São tantos que poderiam constituir uma sociedade, a "Sociedade dos Amigos do Pe. Sigaud", diríamos se as honras do Episcopado não o colocassem acima das expansões de nosso bom humor.

Há de tudo, nesta vasta sociedade: irmãos de hábito, como o Pe. Caio Castro e o Pe. Otto Popp,  a risonha e ruidosa brigada dos meus amigos do LEGIONÁRIO, sacerdotes de todas as Dioceses, de todas as Ordens ou Congregações. E seria indispensável mencionar ainda as falanges da JEC, sem as quais, o quadro estaria  irremediavelmente incompleto.

A alegria de toda esta multidão foi rápida e expansiva como a deflagração de pólvora. E foi como um frêmito de alegria e de esperança, que transportada de mil modos por todos eles, a grande notícia circulou: o Pe. Sigaud voltará ao Brasil como Bispo de Jacarezinho.

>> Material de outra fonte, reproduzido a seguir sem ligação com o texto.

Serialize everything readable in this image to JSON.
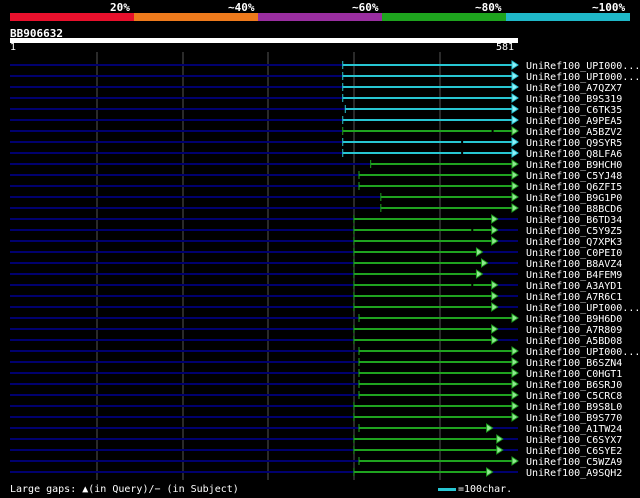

Simpático e benemérito Jacaré, que depois de ter tragado um Vigário Geral, o restituiu para bem perto de nós como fez a prestadia baleia de Jonas, não junto do mar mas junto ao formoso salto de Piracicaba. Simpático e amável jacaré que, agora perseverante em sua gentileza devora nas orlas hispânicas o Pe. Sigaud e o traz novamente para o solo brasileiro.